Amber Thomas

Personal information
- Born: Amber Thomas November 17, 1993 (age 32) Drayton Valley, Alberta, Canada

Sport
- Disability class: S11, SB11, SM11

Medal record
Representing Canada
Paralympic Games
| Silver medal – second place | 2012 London | S11 400 m freestyle |
| Bronze medal – third place | 2012 London | SM11 200 m ind. medley |
IPC Swimming World Championships
| Silver medal – second place | 2010 Eindhoven | S11 100 m butterfly |
| Silver medal – second place | 2010 Eindhoven | S11 400 m freestyle |

= Amber Thomas =

Canadian Paralympic swimmer (born 1993)

Amber Thomas (born November 17, 1993) is a Canadian swimmer. She lost her sight at ten years old due to a brain tumour and is classified in the S11 disability class.

At the age of fifteen Thomas competed at the 2008 Summer Paralympics but did not win any medals.
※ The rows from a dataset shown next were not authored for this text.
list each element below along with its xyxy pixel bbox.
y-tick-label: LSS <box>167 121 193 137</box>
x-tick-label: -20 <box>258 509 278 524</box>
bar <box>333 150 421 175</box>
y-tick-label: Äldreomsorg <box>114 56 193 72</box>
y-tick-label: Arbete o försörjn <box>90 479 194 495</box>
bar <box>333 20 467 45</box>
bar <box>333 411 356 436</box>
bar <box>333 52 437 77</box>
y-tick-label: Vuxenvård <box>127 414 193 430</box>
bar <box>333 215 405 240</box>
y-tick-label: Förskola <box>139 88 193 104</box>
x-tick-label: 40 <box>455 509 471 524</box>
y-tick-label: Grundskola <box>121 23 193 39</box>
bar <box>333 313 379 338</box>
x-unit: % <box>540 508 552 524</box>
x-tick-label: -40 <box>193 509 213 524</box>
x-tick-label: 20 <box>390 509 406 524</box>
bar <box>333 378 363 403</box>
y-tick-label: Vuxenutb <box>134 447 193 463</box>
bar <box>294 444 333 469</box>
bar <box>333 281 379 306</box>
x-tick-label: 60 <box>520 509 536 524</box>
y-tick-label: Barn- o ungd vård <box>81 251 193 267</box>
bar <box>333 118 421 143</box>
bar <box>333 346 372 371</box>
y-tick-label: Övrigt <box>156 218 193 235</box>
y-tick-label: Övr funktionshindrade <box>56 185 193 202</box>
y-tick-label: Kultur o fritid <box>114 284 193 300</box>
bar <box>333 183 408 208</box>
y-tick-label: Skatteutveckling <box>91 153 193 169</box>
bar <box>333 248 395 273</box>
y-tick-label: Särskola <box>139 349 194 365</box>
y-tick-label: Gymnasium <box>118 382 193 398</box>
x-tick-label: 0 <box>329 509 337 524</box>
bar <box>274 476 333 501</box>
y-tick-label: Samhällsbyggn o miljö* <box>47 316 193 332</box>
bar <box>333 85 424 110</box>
In 2010, she came second in the 100 m butterfly and 400 m freestyle at the IPC World Championships. She entered six categories at the London 2012 Paralympics and gained two medals: bronze in the 200 m individual medley and silver in the 400 m freestyle.

Thomas is now retired from competitive swimming. She has stated an intention to work in animal massage and is considering competing in equestrianism in the future.